Primary and post hoc studies of patients receiving deflazacort or prednisone/prednisolone, either in the placebo arm or as the primary intervention, are included in Supplementary Table 3. Only two clinical trials of patients with nmDMD were available for inclusion in these meta-analyses at the time of analysis: the ataluren Phase IIb trial and the ACT DMD Phase III trial [11,13]. This is therefore the third time that the placebo arm of the ACT DMD Phase III trial has been used in a post hoc analysis in order to compare deflazacort and prednisone/prednisolone [10,17].
A recent meta-analysis of two Phase III, placebo-controlled trials in DMD, reported a greater efficacy for deflazacort than prednisone/prednisolone [10]. Like the present study, this meta-analysis also used data from the placebo arm of the ACT DMD trial; and additionally included data from the placebo arm of a trial of tadalafil in patients with broad genotypes of DMD [10–12]. Approximately half of the population in that meta-analysis had nmDMD, as only three patients with nonsense/missense mutations in the DMD gene were included from the tadalafil study (n = 116; nonsense/missense mutation DMD; n = 3) [10–12]. The current analyses differ in that their focus is entirely on patients with nmDMD. As is the case with the present article, the meta-analysis recently published by McDonald and colleagues also reported a lesser decline in physical functioning among patients treated with deflazacort compared with those treated with prednisone/prednisolone [10]. Patients treated with deflazacort declined, on average, 28.3 m less on the 6MWD, 2.9 s less on rise from supine, 2.3 s less on the 4-stair climb and 2.9 points less on the North Star Ambulatory Assessment linearized score than did those treated with prednisone/prednisolone. No safety data were reported. The present meta-analysis, therefore, confirms a treatment benefit of deflazacort compared with prednisone in a more homogenous population of patients with nmDMD only; these results suggest that the benefit of deflazacort is evident regardless of DMD mutation type. It could be of interest to further investigate differences in corticosteroid benefit by corticosteroid type and duration in DMD patients stratified by other markers of disease severity aside from mutation type such as genetic modifiers, and by stage of disease progression (i.e., early ambulatory, late ambulatory and nonambulatory phases).
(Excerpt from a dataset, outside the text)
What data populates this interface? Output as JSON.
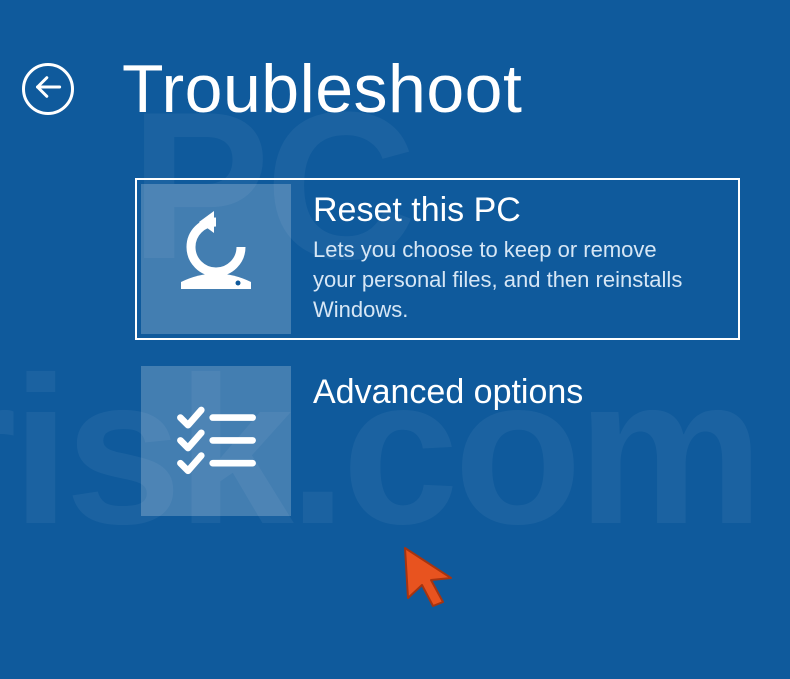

Additional studies in DMD have shown greater benefits with deflazacort compared with prednisone/prednisolone. The Cooperative International Neuromuscular Research Group Duchenne Natural History Study, analyzing data from 340 patients with varying DMD genotypes, found that daily deflazacort treatment significantly delayed the age at LoA by more than 2 years (median age 13.9 vs 11.2 years for those given daily prednisone/prednisolone) [19]. A 10-year, prospective, natural history study observed that deflazacort significantly increased age at LoA, age at loss of supine to stand and age at loss of hand-to-mouth function when compared with prednisone/prednisolone [4]. FOR DMD, a double-blind, randomized Phase III clinical trial investigating the optimal glucocorticoid regimen of deflazacort or prednisone in boys aged 4–7 years old with DMD is ongoing [27]. This study aims to determine which regimen (daily deflazacort 0.9 mg/kg versus daily prednisone 0.75 mg/kg versus intermittent prednisone 0.75 mg/kg [10 days on, 10 days off] improves muscle strength the most and causes the fewest side effects over 36 months; however, it should be noted that these younger patients are still making maturational and developmental muscle gains in the absence of any glucocorticoid treatment, making it difficult to attribute treatment effect.
Different pharmacologic properties of deflazacort versus prednisone/prednisolone [28–30], leading to greater bioavailability of deflazacort to muscle fibers, might explain the consistent differences in efficacy observed across the two trials included in the present meta-analysis. An alternative explanation proposed by Bello and colleagues suggests that the differences in preservation of function are due to different adherence to care standards and/or greater tolerance of higher dosing with deflazacort [19]. However, the dosing of glucocorticoids used (relative to suggested dosing) was not substantially different in the two trials included in the present meta-analysis, apart from the lower dosing per kg body weight for both glucocorticoid types in the ACT DMD trial, which might be attributed to the older patient population enrolled. In addition, the international distribution of sites for both trials resulted in deflazacort being readily available at the majority of sites, making differences in socio-economic status or adherence to care standards less influential on these analyses.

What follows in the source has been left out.